In September 2002 the plaintiff retained the defendant Joseph A. Owen, a New York attorney, and his law firm, the defendant Owen Law Firm, PLLC, to represent him. The representation arose out of an accident that occurred on August 4, 2002, at a fair in Sussex County, New Jersey, when a swing the plaintiff sat on allegedly flipped over. The swing allegedly was owned or maintained by a New Jersey entity named Images of Our Own (hereinafter Images). By letter dated June 21, 2005, Owen withdrew as counsel, advising the plaintiff that New York’s three-year statute of limitations was about to expire and to consult another attorney. The plaintiff alleged that the defendants failed to commence an action before the two-year statute of limitations expired in New Jersey, and, as a result, the plaintiff commenced this legal malpractice action.

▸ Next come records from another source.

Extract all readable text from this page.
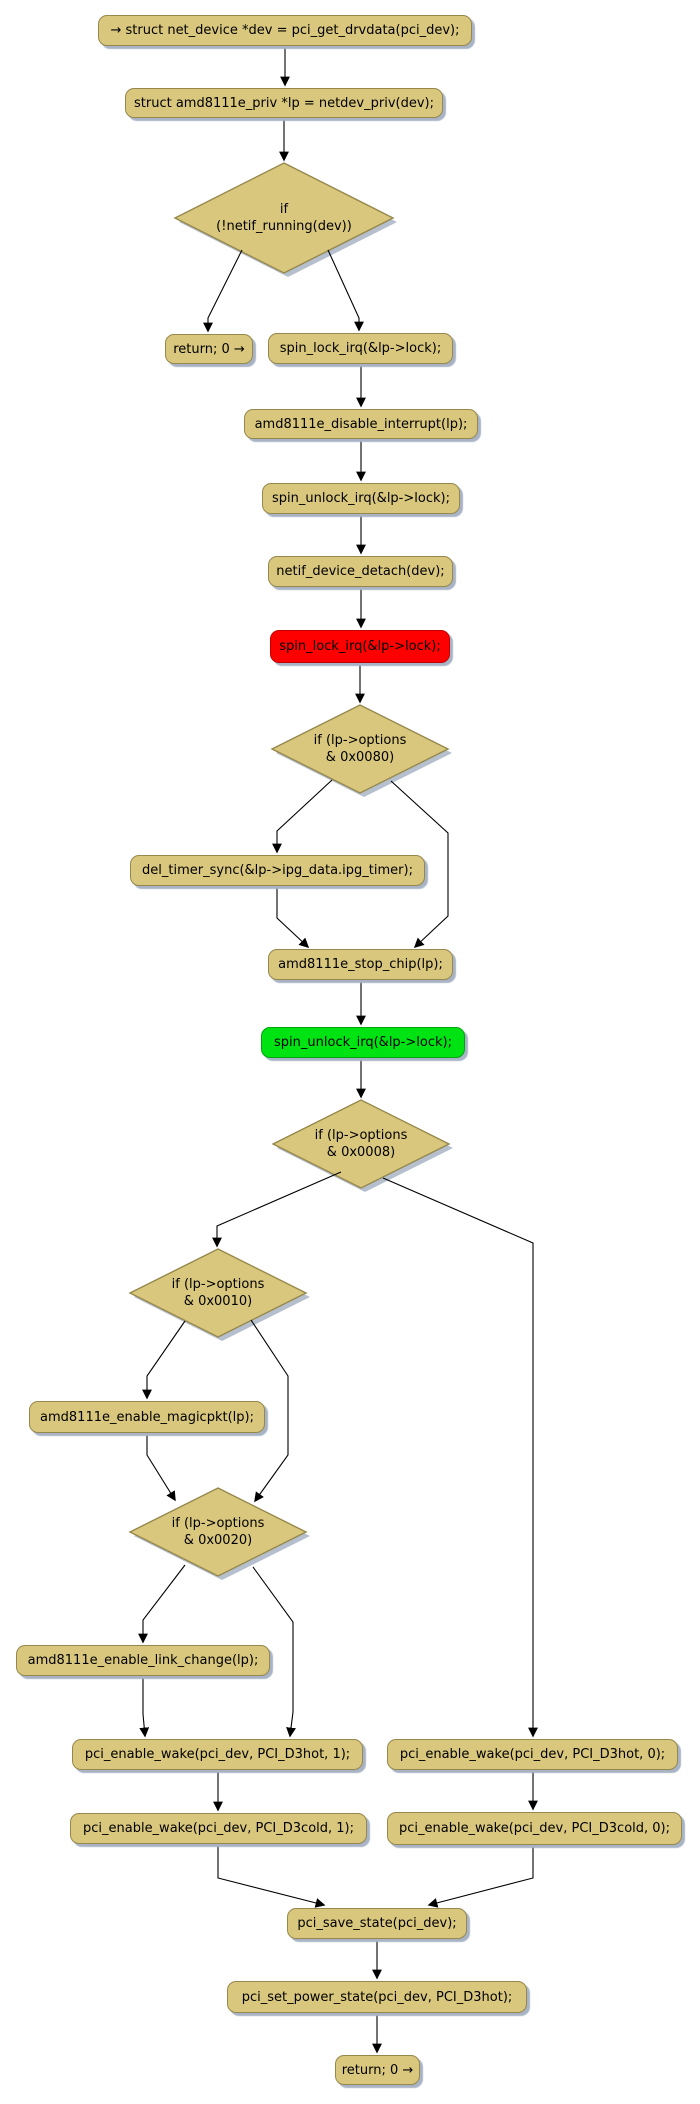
→ struct net_device *dev = pci_get_drvdata(pci_dev);
struct amd8111e_priv *lp = netdev_priv(dev);
return; 0 →	spin_lock_irq(&lp->lock);
amd8111e_disable_interrupt(lp);
spin_unlock_irq(&lp->lock);
netif_device_detach(dev);
spin_lock_irq(&lp->lock);
del_timer_sync(&lp->ipg_data.ipg_timer);
amd8111e_stop_chip(lp);
spin_unlock_irq(&lp->lock);
amd8111e_enable_magicpkt(lp);
amd8111e_enable_link_change(lp);
pci_enable_wake(pci_dev, PCI_D3hot, 1);	pci_enable_wake(pci_dev, PCI_D3hot, 0);
pci_enable_wake(pci_dev, PCI_D3cold, 1);	pci_enable_wake(pci_dev, PCI_D3cold, 0);
pci_save_state(pci_dev);
pci_set_power_state(pci_dev, PCI_D3hot);
return; 0 →
if
(!netif_running(dev))
if (lp->options
& 0x0080)
if (lp->options
& 0x0008)
if (lp->options
& 0x0010)
if (lp->options
& 0x0020)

An attorney is liable in a malpractice action if the plaintiff can prove that the attorney failed to exercise the skill commonly exercised by an ordinary member of the legal community and that such negligence was the proximate cause of damages (see Rudolf v Shayne, Dachs, Stanisci, Corker & Sauer, 8 NY3d 438, 442 [2007]; Barnett v Schwartz, 47 AD3d 197, 203 [2007]; Baker, Sanders, Barshay, Grossman, Fass, Muhlstock & Neuwirth, LLC v Comprehensive Mental Assessment & Med. Care, P.C., 26 Misc 3d 1109, 1120-1121 [2010]). An attorney may be liable for ignorance of the rules of practice, for failure to comply with conditions precedent to suit, for neglect to prosecute or defend an action, or for failure to conduct adequate legal research (see McCoy v Tepper, 261 AD2d 592 [1999]; Gardner v Jacon, 148 AD2d 794, 796 [1989]; Grago v Robertson, 49 AD2d 645, 646 [1975]).

To succeed on a motion for summary judgment, the defendants were required to demonstrate that the plaintiff is unable to prove at least one of the essential elements of a legal malpractice cause of action (see Allen v Potruch, 282 AD2d 484 [2001]; Shopsin v Siben & Siben, 268 AD2d 578 [2000]). The defendants, as the movants, failed to submit evidence sufficient to establish their entitlement to judgment as a matter of law (see Alvarez v Prospect Hosp., 68 NY2d 320 [1986]). The plaintiff likewise also failed to meet his initial burden on his cross motion (id.). There are triable issues of fact, inter alia, as to whether a timely action could have been commenced in a New York court at the time the defendant attorney withdrew (see CPLR 202). Therefore, the Supreme Court properly denied that branch of the defendants’ motion which was to dismiss the cause of action to recover damages for legal malpractice and the plaintiffs cross motion for summary judgment on the cause of action to recover damages for legal malpractice.

However, the Supreme Court should have granted those branches of the defendants’ motion which were for summary judgment dismissing the plaintiffs second cause of action to recover damages for breach of contract and third cause of action to recover damages for negligent representation, since these causes of action arise from the same facts as his legal malpractice cause of action and are duplicative of that cause of action (see Sitar v Sitar, 50 AD3d 667, 670 [2008]; Shivers v Siegel, 11 AD3d 447 [2004]; Malarkey v Piel, 7 AD3d 681 [2004]; Mecca v Shang, 258 AD2d 569 [1999]). Fisher, J.P., Dillon, Dickerson and Belen, JJ., concur.